Fortunately, web servers are usually easy to protect. A firewall is simply a list of rules that a server follows to allow or deny connections. If hackers don’t have an easy way in to your web server, they won’t be able to cause any damage. Make sure your webmaster or system administrator has a firewall in place to prevent remote probing and attacks and restricts access to your website only for web traffic.
Another important requirement for web site cyber security is protecting your website with an SSL certificate. It’s a mechanism that creates a secure connection between your server and your customer’s web browser. This prevents hackers from capturing the information sent back and forth, including client information, passwords, or financial information.
Email is one of the most common vectors that hackers use to circumvent cyber security. While the email itself is harmless, any of the links that an unsuspecting person might click on can unleash a maelstrom of attacks against your system. While antivirus programs are useful, it is human trust and gullibility that cause the most damage.
Phishing is the hacker’s way of getting people to breach their own security. They create realistic-looking emails, and when someone clicks on a link in the email, it sends a message to a listening program that responds with a payload that can compromise a system. Sometimes it displays a realistic-looking login screen, and when you enter your username and password, it is sent to the malicious server! Once hackers have a username and password, they can use it on the real site to steal data or even money.
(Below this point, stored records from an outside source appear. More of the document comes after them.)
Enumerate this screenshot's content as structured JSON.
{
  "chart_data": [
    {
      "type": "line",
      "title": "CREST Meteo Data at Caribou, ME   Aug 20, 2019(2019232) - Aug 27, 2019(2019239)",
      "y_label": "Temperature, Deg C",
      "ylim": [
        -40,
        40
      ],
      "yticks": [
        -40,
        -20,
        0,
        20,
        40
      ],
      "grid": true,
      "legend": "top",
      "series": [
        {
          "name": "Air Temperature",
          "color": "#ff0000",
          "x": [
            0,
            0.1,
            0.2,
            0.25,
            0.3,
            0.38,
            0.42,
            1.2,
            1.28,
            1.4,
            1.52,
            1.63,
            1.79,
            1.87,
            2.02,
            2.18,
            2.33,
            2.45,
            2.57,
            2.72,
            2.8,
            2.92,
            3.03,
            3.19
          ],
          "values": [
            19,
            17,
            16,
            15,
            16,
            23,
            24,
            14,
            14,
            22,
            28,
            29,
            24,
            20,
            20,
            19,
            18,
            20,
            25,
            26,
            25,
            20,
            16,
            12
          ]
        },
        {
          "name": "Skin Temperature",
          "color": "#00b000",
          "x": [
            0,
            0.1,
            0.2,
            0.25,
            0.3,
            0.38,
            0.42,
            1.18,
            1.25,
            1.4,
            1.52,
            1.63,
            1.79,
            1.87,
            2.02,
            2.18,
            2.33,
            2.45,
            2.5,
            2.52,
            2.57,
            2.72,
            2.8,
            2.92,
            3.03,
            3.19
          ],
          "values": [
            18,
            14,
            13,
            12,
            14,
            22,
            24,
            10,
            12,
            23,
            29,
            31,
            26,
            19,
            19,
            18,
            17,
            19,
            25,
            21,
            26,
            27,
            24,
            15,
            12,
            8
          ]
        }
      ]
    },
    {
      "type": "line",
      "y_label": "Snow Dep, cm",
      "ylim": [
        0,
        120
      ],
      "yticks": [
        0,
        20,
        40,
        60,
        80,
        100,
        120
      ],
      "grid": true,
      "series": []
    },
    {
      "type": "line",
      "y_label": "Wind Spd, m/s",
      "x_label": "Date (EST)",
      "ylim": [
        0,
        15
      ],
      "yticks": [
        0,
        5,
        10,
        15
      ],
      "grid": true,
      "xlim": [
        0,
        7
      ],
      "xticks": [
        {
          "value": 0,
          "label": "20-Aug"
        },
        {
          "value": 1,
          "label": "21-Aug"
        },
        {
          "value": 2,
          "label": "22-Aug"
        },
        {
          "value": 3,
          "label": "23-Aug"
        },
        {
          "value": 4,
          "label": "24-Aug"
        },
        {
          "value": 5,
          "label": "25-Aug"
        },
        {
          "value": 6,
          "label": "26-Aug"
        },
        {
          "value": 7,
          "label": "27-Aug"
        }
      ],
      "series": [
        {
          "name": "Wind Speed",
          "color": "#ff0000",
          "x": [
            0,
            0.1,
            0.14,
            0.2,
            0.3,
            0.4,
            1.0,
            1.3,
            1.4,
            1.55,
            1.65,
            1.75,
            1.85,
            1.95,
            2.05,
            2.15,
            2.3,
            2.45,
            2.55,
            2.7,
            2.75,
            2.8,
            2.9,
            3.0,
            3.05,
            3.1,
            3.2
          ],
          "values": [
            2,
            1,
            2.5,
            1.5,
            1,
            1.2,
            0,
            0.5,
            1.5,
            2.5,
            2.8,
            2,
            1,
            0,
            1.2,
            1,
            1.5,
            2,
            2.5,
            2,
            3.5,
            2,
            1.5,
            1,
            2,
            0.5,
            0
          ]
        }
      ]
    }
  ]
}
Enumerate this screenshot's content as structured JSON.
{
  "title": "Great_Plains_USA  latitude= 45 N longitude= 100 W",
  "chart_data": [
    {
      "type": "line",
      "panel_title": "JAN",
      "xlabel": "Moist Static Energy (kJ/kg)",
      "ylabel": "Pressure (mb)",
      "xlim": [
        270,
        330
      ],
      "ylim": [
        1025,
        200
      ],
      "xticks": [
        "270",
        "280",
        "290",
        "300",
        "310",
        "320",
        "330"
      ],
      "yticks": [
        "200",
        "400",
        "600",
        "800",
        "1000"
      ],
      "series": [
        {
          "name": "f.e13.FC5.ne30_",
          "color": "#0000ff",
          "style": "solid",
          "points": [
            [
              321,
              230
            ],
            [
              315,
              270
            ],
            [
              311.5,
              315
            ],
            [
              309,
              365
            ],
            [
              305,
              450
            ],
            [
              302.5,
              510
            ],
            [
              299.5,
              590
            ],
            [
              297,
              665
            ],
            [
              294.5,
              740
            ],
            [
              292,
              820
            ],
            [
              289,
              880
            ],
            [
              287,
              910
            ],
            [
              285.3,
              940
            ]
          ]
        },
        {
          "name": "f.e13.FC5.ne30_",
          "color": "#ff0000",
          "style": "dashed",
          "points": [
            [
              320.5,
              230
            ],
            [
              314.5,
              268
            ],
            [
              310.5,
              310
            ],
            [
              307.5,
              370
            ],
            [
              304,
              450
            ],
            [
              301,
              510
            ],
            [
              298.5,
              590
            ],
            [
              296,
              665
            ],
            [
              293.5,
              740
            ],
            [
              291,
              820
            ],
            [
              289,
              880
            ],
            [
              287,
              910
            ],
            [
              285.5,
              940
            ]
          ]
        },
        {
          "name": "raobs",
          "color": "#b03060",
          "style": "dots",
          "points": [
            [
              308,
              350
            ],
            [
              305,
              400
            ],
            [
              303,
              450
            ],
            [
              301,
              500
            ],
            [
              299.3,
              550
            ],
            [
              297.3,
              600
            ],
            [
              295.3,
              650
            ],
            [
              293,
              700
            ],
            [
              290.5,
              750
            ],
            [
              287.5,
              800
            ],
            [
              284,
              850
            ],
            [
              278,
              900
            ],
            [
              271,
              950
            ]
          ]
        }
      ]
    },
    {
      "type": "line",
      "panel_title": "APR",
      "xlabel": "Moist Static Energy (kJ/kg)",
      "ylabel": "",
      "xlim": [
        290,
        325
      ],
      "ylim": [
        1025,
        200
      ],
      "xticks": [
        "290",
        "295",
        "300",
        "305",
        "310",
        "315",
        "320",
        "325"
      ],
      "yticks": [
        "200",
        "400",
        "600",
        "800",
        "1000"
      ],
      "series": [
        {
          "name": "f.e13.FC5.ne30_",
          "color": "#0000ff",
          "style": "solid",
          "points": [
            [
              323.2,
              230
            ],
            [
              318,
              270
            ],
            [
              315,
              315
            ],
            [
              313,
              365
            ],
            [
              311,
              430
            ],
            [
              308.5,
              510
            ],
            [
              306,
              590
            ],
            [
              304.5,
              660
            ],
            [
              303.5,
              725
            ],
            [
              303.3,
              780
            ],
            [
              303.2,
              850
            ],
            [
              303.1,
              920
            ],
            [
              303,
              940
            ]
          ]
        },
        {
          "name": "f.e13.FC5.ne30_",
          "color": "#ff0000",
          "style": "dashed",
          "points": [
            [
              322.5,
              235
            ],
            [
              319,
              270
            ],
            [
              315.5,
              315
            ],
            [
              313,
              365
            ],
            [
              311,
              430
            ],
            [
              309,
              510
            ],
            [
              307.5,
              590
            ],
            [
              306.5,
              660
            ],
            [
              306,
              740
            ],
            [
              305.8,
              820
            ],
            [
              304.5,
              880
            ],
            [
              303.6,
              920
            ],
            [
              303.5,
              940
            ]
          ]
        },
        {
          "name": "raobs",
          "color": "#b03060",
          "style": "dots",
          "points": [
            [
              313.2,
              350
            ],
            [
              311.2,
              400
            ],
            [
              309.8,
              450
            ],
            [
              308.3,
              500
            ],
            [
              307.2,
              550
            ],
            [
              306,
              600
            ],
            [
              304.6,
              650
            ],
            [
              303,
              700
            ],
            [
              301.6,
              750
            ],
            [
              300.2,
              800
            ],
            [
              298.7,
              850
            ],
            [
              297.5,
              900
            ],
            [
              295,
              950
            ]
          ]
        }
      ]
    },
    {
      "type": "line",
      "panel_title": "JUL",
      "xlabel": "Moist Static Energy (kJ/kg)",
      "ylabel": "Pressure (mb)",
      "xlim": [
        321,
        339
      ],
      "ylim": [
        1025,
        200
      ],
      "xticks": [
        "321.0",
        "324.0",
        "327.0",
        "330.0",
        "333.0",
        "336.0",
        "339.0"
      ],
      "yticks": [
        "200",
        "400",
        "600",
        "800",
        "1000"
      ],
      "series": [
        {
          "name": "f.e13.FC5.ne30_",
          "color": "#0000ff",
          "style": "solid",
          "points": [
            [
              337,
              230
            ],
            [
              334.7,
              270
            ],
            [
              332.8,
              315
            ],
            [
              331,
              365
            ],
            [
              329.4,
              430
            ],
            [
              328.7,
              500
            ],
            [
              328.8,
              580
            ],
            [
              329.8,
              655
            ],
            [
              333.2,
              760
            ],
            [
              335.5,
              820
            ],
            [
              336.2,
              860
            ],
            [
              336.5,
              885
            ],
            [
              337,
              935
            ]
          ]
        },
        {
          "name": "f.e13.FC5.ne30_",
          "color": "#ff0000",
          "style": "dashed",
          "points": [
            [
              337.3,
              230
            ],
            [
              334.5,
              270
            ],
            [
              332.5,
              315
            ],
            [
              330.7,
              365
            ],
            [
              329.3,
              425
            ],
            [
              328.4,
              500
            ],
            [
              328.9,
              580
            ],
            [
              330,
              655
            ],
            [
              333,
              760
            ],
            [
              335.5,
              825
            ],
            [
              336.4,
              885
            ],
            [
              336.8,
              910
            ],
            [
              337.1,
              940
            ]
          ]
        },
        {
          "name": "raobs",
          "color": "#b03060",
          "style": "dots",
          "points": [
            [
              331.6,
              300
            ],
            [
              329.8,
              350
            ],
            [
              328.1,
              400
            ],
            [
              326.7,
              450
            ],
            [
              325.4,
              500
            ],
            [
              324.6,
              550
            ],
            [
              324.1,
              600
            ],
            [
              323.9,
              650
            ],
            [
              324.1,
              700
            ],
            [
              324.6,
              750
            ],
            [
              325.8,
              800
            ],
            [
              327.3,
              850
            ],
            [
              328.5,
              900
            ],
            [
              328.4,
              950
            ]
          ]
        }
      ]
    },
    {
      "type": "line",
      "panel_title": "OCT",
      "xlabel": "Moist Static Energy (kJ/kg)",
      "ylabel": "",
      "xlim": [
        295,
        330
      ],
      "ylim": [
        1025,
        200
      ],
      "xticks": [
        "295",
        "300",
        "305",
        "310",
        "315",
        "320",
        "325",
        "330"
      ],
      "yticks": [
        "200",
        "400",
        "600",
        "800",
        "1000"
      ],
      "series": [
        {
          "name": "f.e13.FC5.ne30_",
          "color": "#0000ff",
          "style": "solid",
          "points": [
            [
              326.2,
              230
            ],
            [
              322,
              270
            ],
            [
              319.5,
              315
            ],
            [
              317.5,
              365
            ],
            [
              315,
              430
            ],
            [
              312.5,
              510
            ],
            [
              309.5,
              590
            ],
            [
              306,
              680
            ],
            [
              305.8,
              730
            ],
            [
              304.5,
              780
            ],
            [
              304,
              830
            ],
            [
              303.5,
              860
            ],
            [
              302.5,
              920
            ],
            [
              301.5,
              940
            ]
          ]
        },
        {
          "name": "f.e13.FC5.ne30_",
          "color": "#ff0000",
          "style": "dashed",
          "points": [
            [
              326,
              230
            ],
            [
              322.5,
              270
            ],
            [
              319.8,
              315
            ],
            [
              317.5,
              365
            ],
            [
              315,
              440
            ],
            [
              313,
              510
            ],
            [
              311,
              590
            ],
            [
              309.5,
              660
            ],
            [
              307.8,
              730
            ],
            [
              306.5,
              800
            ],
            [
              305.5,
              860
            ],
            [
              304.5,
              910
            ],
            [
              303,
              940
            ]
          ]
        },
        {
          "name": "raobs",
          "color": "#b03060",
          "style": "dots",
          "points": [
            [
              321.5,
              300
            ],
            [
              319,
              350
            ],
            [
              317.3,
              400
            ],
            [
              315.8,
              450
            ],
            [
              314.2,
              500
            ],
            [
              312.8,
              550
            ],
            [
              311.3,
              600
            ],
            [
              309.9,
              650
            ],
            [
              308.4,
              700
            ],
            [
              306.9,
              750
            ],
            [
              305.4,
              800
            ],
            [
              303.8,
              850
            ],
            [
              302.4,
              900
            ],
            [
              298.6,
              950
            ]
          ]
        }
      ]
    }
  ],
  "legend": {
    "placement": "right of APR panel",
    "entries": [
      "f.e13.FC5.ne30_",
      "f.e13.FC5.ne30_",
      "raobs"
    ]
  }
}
People have been clicking on things in their email since the early days of the internet. Many times, these clicks lead to malicious programs, aka viruses, being installed on computers without the owner’s knowledge. Nowadays, antivirus software can root out these bad programs and eliminate them, or even prevent them from being installed in the first place.
Evaluate several antivirus programs and choose the one that best suits your needs.
Honeypots, Tripwires, and Firewalls
Tired of being exploited by hackers who have nothing better to do than cause you aggravation and misery? You can use a honeypot to lure hackers into attacking what they think is a vulnerable server. Once they’ve taken the bait, you can gather information on them and turn it over to the authorities. Accessing a computer system without permission is illegal and can land the hacker in jail.
A tripwire is a program that notifies an administrator if changes have been made to a particular folder or file. Often hackers leave small files behind that they can access remotely. If a file is created in a directory that shouldn’t have any new files in it, a tripwire program will send an alert.
These types of defenses are usually set up by network security professionals. Check with your system administrator or contact a trustworthy system security specialist.
Security Risk Assessment
One of the most comprehensive things you can do to protect your company is hire a security firm to do a complete security risk assessment. They will go over your current cyber security position and make recommendations or implement changes in your system that will deny hackers many of the more common vectors of attack that hackers use to penetrate systems. A good security firm will provide custom recommendations for your particular needs, and help you implement them to provide better security for your systems.
Get started on your cyber security plan for your small business right now (seriously, do not wait). You aren’t going to solve everything all at once, but once you get started, you’ll begin to understand why security is so important for your company and your customers.